Let the function \( V(t) \) represent the volume of the block of sugar, in \( mm^3 \), at time \( t \) seconds after it is placed in hot coffee.
The function is given by:
\[ V(t) = 1000 – 60t + 1.2t^2 – 0.008t^3, \quad 0 \leq t \leq 50 \]
(b) Find \( V'(t) \).
(c) Find the rate of change of the volume of the block of sugar at \( t = 20 \).
(d) State one reason why the side length of the cube may not always decrease at a constant rate.
▶️Answer/Explanation
Detailed Solution
(a) (i) Finding the side length at \( t = 20 \)
The side length decreases by 0.2 mm every second.
\[ \text{New side length} = 10 – 0.2 \times 20 \]
\[ = 6 \text{ mm} \]
(a) (ii) Finding the volume at \( t = 20 \)
Since the new side length is 6 mm:
\[ V = 6^3 = 216 \text{ mm}^3 \]
(b) Finding \( V'(t) \) (the derivative of \( V(t) \))

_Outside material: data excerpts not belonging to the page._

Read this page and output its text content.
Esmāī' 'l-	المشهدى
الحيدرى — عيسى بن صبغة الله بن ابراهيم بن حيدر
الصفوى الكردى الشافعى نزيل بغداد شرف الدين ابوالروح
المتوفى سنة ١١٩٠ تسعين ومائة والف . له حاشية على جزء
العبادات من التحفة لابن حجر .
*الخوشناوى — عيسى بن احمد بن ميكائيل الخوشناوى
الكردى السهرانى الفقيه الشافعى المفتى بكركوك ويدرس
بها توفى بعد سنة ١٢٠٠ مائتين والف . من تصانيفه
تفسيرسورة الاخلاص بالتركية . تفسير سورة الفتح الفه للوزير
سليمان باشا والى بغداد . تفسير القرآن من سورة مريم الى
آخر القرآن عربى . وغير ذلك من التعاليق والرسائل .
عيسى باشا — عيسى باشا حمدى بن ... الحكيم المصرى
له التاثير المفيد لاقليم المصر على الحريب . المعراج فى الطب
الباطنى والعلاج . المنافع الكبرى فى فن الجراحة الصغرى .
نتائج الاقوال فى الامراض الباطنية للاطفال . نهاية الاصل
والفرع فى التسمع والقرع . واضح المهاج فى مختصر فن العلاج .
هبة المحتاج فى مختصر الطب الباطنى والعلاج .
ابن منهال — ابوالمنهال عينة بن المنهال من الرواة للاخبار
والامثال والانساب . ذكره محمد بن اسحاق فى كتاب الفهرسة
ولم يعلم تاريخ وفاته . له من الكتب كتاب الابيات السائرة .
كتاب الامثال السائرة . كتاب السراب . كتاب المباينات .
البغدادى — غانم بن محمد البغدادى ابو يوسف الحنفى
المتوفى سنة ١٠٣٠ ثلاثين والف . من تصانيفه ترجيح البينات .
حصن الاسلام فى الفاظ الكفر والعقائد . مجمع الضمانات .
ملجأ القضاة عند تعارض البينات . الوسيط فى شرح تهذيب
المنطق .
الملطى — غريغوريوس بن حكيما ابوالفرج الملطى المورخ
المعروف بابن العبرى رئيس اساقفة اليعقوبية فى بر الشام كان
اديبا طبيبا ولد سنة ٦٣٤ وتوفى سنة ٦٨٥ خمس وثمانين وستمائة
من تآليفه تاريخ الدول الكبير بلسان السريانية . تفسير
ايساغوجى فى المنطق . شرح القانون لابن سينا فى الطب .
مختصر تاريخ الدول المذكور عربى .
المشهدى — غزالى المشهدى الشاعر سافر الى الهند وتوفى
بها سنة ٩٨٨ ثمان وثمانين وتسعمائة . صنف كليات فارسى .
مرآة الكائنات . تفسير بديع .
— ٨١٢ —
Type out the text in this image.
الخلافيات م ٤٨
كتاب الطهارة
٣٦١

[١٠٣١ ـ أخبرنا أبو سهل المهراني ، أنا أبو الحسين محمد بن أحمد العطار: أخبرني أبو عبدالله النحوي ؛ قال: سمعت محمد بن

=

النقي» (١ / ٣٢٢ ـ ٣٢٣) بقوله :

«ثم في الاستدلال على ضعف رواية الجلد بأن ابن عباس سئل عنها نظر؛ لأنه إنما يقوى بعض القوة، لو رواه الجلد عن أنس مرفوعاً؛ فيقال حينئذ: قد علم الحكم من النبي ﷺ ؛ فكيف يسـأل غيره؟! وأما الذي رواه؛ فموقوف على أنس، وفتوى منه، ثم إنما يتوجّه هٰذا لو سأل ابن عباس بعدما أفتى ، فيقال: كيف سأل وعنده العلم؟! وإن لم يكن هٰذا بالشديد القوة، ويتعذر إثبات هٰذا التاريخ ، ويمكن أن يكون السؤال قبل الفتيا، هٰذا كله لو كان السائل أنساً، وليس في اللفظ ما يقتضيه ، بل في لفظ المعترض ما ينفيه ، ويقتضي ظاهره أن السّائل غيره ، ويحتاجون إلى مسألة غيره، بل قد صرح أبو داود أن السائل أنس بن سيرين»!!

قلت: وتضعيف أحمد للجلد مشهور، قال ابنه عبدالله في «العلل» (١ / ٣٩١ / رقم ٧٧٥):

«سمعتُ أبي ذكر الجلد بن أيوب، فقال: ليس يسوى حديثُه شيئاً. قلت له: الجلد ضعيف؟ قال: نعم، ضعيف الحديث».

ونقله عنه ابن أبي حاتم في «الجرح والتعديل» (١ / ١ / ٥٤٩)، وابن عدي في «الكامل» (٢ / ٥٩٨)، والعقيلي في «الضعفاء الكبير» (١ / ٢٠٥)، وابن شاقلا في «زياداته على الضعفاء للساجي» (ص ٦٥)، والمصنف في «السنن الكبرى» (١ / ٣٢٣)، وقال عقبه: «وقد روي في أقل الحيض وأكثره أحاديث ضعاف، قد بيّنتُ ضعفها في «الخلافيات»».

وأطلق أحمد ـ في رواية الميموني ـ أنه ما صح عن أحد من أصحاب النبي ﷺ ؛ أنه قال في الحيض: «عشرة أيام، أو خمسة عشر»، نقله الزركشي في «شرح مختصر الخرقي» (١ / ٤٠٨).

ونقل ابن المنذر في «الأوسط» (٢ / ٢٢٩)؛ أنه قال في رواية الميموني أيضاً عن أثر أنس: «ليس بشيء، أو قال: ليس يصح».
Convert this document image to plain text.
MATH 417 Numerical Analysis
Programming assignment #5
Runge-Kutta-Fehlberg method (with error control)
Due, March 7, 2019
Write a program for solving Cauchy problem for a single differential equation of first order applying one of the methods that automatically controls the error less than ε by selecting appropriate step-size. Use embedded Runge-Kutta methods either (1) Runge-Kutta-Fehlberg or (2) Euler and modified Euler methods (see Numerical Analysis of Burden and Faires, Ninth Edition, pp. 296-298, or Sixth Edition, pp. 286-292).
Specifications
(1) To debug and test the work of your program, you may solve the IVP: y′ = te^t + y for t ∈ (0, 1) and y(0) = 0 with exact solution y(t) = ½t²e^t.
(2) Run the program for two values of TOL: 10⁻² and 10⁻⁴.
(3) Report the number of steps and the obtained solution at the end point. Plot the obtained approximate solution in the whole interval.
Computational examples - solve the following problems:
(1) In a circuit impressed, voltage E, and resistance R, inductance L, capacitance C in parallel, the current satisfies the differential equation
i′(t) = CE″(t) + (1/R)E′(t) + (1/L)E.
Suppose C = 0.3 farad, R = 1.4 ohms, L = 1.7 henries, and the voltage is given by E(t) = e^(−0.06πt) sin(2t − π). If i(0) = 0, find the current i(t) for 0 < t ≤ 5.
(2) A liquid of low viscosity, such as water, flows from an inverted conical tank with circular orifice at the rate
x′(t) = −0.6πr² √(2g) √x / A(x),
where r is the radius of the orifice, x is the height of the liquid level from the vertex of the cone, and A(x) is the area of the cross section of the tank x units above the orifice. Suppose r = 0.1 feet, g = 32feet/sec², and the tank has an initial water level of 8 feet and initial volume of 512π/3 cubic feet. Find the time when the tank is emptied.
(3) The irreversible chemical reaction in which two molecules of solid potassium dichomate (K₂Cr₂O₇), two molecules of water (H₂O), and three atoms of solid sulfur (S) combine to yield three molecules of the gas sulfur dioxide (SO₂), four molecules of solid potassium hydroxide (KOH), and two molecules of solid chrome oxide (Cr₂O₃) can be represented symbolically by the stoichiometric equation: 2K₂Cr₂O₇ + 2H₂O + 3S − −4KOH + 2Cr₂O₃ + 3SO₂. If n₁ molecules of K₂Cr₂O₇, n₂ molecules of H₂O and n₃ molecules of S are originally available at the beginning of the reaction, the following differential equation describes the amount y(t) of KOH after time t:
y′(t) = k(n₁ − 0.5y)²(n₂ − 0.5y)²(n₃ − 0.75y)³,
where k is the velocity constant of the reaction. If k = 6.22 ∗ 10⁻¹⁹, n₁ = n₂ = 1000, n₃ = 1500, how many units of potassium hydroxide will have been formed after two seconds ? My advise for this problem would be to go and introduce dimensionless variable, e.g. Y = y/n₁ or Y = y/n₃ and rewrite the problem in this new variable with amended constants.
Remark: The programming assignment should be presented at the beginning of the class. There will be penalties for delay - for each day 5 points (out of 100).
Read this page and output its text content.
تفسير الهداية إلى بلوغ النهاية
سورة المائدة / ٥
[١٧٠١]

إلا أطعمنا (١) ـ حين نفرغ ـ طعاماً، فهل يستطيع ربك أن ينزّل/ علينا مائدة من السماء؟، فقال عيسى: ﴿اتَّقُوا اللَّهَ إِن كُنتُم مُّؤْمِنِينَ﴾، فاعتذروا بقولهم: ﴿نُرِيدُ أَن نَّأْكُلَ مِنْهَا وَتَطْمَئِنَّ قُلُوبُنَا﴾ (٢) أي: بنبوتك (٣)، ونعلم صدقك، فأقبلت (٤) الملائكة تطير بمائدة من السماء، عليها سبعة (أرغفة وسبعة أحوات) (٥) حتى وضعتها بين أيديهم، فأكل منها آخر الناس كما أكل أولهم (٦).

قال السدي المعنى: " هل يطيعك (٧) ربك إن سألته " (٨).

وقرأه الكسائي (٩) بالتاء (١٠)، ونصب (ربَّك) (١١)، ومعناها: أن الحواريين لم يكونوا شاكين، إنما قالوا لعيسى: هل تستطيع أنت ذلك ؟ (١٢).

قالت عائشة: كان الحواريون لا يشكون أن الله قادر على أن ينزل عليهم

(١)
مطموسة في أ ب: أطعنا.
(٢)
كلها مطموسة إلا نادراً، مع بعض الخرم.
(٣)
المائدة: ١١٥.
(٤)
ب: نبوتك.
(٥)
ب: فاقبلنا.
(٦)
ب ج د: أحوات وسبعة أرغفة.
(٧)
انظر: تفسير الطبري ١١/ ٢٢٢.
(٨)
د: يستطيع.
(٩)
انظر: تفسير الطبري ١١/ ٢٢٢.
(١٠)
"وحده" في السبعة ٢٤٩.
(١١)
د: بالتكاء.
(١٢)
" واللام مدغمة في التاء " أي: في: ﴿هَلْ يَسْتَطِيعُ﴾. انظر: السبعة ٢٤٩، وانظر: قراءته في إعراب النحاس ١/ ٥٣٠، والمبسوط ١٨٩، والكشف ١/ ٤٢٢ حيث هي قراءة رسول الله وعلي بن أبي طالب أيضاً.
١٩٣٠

Using the power rule to differentiate:
\[ V(t) = 1000 – 60t + 1.2t^2 – 0.008t^3 \]
\[ V'(t) = -60 + 2.4t – 0.024t^2 \]
(c) Finding \( V'(20) \)
Substituting \( t = 20 \) into \( V'(t) \):
\[ V'(20) = -60 + 2.4(20) – 0.024(20)^2 \]
\[ = -60 + 48 – 9.6 \]
\[ = -21.6 \text{ mm}^3 \text{ s}^{-1} \]
Thus, the rate of change of the volume at \( t = 20 \) is \(-21.6\) mm³/s.
(d) Reasons why the side length may not decrease at a constant rate:
- Change in coffee temperature over time.
- Decrease in the surface area of the cube as it dissolves.
- The cube may break apart into smaller pieces.
- The dissolution rate depends on the volume of the cube.
……………………………Markscheme……………………………….
(a) (i)
\( 6 \text{ mm} \)
(ii)
\( 216 \text{ mm}^3 \)
(b)
\( V'(t) = -60 + 2.4t – 0.024t^2 \)
(c)
\( V'(20) = -21.6 \text{ mm}^3 \text{ s}^{-1} \)
(d)
Possible reasons:
- Change in coffee temperature.
- Change in the cube’s surface area.
- Cube breaking into smaller pieces.
- Dissolution rate depends on volume.